Memory: 2 * num_blocks * num_layers * kv_heads * head_dim * 2 bytes

  • Example: 1000 blocks * 28 layers * 4 heads * 128 dim * 2 * 2 = ~57 MB

Performance Considerations

MInference Prefill Overhead

Operation Time (64K seq)
Pattern estimation (last-64) ~5ms
Triton sparse attention ~80ms
Full FlashAttention ~100ms
Net Speedup ~15-20%

Quest Decode Overhead

Operation Time
Block scoring (GPU metadata) ~0.1ms
Top-K selection ~0.05ms
Sparse H2D load (8 blocks) ~2ms
Full H2D load (100 blocks) ~20ms
Net Speedup ~10x H2D

Memory Trade-offs

Mode GPU Memory CPU Memory H2D Bandwidth
Full offload Ring buffer Full KV High
Sparse offload Ring buffer Full KV Low (subset)
Aggressive sparse Ring buffer Sparse KV Very low

Edge Cases

1. Short Sequences (< sparse threshold)

if total_tokens < sparse_threshold:
    # Fall back to full attention
    use_sparse = False

2. First Decode Step (no previous Q)

Quest can't score blocks without Q. Options:

  • Use average embedding as proxy
  • Load all blocks for first step
  • Use prefill pattern as estimate

3. Variable Sequence Lengths in Batch

Layerwise offload currently only supports batch_size=1:

assert len(seqs) == 1, "Layer-wise offload only supports single sequence"

Sparse integration should maintain this constraint.

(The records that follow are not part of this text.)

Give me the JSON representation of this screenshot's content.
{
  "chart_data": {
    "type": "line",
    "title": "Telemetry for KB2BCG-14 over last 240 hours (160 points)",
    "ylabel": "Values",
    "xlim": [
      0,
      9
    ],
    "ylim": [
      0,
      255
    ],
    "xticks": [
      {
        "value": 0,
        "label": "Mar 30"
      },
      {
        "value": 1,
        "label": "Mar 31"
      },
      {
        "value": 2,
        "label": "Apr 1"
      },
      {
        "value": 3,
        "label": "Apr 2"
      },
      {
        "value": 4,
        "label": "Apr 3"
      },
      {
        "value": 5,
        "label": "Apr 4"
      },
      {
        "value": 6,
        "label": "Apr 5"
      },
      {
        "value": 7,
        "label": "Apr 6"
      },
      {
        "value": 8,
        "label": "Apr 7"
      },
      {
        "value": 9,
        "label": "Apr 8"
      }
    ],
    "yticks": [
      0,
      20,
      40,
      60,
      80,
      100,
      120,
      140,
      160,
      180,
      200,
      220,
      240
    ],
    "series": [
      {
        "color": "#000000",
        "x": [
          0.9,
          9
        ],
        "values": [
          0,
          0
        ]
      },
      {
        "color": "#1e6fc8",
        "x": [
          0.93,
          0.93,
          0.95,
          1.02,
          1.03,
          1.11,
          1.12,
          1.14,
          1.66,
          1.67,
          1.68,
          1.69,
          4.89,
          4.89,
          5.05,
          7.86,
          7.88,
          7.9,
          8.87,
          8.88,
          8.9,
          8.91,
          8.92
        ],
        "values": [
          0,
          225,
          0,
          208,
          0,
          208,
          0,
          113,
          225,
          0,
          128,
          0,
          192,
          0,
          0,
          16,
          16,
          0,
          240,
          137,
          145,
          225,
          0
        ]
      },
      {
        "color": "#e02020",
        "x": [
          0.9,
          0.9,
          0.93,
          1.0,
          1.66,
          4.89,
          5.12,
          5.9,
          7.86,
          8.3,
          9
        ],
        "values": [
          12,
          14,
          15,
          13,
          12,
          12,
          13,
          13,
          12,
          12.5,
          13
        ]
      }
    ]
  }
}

4. Ring Buffer vs Sparse Load Mismatch

Ring buffer assumes fixed total_prefill_tokens:

k_prefill, v_prefill = offload_engine.get_buffer_kv(buffer_idx, total_prefill_tokens)

Sparse load has variable token count. Need:

# Track actual loaded tokens per buffer
loaded_tokens[buffer_idx] = sparse_load_count
k_prefill, v_prefill = offload_engine.get_buffer_kv(buffer_idx, loaded_tokens[buffer_idx])

Testing Strategy

Unit Tests

  1. test_sparse_policy_interface.py - Verify new interface methods
  2. test_minference_offload.py - MInference in offload mode
  3. test_quest_offload.py - Quest block selection in offload mode

Integration Tests

  1. test_offload_sparse_e2e.py - Full prefill+decode with sparsity
  2. test_accuracy_comparison.py - Compare outputs: full vs sparse

Benchmarks

  1. bench_offload_sparse.py - Compare:
    • Full offload (baseline)
    • MInference prefill + Quest decode
    • Aggressive sparse offload